Avoidance of dirt problems on the servo valve or cavitation damage on the spring;

• Inclusion of the chamber 25 in the high pressure volume of the nozzle chamber, whereby an increase in the high pressure volume in front of the nozzle is achieved;

Reduction in pressure drop due to the compressibility of diesel oil in the high pressure line after opening; Improvement of atomization of the diesel oil in the injection holes after opening, since more pressure is available;

• Only a precisely designed guide for the nozzle needle;

• Use of a bypass throttle to support the closing process of the nozzle needle;

• Inclusion of the high pressure chamber, which contains the servo valve and the valve spring, in the design of the bypass throttle.

Due to the way the piezo actuator works, it is advantageous to use an internal servo valve (working against high pressure). The resulting chamber can be used as a drain line to connect the high pressure line to the outlet of the drain throttle via the bypass throttle.

Claims

claims

1.Injection valve with a fuel line, which is led to a control chamber via an inlet throttle, - with an outlet throttle, which connects a return line to the control chamber, with a control valve, which is connected in the return line before a return line, with a bypass throttle, which Fuel line connects to the return line, with a nozzle needle which is movably arranged in a nozzle chamber, the nozzle chamber being connected to the fuel line, the nozzle needle (32) being connected to a control piston (16), the control piston (16) delimits the control chamber (15), characterized in that part of the return line (27) is designed as a valve chamber (9) and that the bypass throttle (12) flows into the valve chamber (9).

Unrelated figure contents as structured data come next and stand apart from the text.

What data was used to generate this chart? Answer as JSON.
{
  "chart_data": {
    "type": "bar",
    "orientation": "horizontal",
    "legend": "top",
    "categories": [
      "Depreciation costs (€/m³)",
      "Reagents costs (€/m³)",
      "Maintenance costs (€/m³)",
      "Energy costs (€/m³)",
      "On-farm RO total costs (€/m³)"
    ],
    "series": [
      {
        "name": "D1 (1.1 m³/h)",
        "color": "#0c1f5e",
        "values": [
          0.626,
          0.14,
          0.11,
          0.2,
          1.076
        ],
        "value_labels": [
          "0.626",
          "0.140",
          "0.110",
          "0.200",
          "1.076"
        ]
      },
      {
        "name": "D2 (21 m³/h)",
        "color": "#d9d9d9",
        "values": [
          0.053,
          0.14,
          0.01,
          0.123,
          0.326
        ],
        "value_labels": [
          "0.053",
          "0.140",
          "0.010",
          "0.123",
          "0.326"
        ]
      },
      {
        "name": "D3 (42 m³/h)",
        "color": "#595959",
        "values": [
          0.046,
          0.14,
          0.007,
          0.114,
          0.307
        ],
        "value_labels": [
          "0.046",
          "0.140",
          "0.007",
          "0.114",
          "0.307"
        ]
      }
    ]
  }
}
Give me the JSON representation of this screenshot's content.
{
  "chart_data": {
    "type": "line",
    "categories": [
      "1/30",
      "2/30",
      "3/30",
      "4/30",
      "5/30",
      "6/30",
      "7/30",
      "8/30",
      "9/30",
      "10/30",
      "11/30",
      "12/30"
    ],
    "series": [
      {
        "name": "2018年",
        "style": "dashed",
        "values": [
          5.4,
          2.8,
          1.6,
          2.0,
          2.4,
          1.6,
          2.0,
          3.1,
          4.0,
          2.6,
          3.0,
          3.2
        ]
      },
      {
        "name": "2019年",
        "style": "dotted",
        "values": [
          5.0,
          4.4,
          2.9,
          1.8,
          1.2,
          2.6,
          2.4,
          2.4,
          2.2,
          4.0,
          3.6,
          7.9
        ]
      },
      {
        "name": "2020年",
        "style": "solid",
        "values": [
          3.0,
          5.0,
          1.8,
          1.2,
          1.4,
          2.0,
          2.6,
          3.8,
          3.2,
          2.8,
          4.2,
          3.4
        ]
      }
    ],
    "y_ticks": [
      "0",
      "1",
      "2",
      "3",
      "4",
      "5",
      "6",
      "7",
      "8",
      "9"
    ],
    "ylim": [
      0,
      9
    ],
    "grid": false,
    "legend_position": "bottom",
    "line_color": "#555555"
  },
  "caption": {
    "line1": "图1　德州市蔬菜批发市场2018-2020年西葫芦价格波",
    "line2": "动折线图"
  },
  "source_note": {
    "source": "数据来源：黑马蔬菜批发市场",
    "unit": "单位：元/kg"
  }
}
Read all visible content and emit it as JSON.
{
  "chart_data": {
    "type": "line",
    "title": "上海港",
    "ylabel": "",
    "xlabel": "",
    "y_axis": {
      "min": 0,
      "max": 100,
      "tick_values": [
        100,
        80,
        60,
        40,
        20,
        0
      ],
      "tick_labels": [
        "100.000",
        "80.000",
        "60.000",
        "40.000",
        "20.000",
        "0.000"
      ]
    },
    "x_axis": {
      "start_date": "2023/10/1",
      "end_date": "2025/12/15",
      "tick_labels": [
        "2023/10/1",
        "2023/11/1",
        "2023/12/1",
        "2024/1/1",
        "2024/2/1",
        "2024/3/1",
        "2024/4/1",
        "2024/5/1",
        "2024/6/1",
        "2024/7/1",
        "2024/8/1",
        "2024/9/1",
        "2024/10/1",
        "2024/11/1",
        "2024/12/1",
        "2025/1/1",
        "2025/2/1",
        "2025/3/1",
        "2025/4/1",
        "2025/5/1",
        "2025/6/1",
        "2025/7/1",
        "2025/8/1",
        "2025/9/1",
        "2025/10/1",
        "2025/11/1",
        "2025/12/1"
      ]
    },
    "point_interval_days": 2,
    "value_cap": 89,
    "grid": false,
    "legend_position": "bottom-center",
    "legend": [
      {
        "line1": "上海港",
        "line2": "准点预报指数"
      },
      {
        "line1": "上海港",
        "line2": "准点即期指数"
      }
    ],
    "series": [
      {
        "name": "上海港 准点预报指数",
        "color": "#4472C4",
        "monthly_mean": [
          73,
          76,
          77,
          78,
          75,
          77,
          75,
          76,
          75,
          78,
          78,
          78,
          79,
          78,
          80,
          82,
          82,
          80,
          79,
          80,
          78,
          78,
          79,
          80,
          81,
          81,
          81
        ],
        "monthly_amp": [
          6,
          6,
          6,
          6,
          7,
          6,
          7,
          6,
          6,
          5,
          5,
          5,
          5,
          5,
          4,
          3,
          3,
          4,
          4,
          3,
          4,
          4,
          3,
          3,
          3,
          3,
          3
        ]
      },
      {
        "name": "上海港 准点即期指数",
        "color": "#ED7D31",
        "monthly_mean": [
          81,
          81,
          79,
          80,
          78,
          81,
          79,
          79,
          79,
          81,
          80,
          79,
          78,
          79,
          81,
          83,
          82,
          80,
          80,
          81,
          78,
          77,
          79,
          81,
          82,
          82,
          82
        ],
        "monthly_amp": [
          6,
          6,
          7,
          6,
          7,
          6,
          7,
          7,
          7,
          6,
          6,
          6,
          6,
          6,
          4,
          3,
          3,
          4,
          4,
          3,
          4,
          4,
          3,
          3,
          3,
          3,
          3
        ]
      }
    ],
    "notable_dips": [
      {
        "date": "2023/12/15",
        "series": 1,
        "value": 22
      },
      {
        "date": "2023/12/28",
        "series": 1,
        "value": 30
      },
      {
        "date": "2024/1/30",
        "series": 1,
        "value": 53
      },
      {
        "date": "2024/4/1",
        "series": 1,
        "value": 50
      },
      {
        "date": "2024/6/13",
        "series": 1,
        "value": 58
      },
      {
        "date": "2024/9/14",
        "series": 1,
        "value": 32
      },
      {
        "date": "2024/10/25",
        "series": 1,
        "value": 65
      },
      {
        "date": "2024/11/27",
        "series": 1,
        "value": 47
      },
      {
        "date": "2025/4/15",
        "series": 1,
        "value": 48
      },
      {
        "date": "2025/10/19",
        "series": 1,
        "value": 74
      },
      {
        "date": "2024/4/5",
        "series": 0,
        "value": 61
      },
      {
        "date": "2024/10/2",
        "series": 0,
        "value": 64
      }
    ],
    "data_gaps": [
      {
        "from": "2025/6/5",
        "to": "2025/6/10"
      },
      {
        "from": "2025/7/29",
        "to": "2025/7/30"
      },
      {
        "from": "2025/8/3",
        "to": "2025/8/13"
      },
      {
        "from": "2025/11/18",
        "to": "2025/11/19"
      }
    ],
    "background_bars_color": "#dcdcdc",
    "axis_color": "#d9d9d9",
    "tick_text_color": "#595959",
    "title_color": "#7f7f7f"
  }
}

2. Injection valve according to claim 1, characterized in that the control piston (16) via a rod (17) is connected to the nozzle needle (32), and that the rod (17) is guided through a chamber (25).

3. Injection valve according to claim 2, characterized in that the chamber (25) is connected to the fuel line (11).

4. Injection valve according to one of claims 1 to 3, characterized in that the cross section of the control piston (16) is equal to the cross section of the guided area (18) of the nozzle needle (32).

5. Injection valve according to one of claims 1 to 4, characterized in that in the valve chamber (9) a closing member (6) is arranged, which is biased against a sealing seat (7) by a spring (8).

6. Injection valve according to one of claims 2 to 5, characterized in that grooves (40) are provided which connect the nozzle chamber (20) with the chamber (25).

7. Injection valve according to one of claims 2 to 5, characterized in that a spring (24) is arranged in the chamber (25), which biases the nozzle needle (32) in the direction of a sealing seat (21).